5. The system of claim 4, wherein the student network is based on Tiny yolo, and comprises 13 convolutional layers, 6 max pooling layers, 2 output layers, 2 feature fusion layers, and 1 upsampling layer, and the output is two-dimensional features of 26 x 26 and 52 x 52 and is fused.

6. The system of claim 1, wherein the knowledge distillation method is to use a trained teacher model to obtain a small model more suitable for reasoning through a knowledge distillation means.

7. The system of claim 1, wherein the cross entropy weighting calculation process in step 4 is as follows:

L_total＝αL_soft+βL_hard

wherein L is_softCross entropy, L, corresponding to soft objects_hardCross entropy, L, corresponding to hard objects_totalAlpha and beta are the corresponding weighting coefficients for the resulting total loss of the student network.
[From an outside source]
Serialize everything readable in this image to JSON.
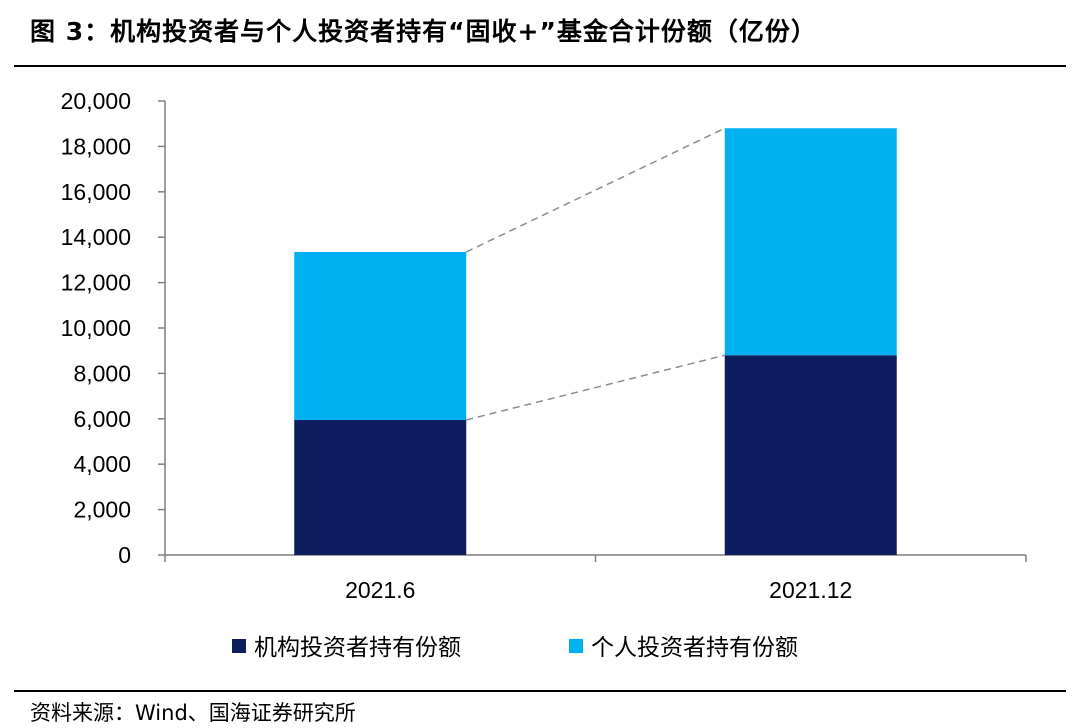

8. The system of claim 7, wherein the teacher network is provided by a teacher-side networkThe Softmax function increases the 'temperature' parameter T, thereby controlling the cross entropy q of the output soft target_i：

9. The system according to any one of claims 1, 7 and 8, wherein the weighting coefficient of the cross entropy corresponding to the soft target is larger in the early stage of network training than in the later stage of network training.

10. The system according to claim 1, wherein the training set is constructed in steps 1 and 2 by labeling the target with a labeling tool to form a training set using hard labels.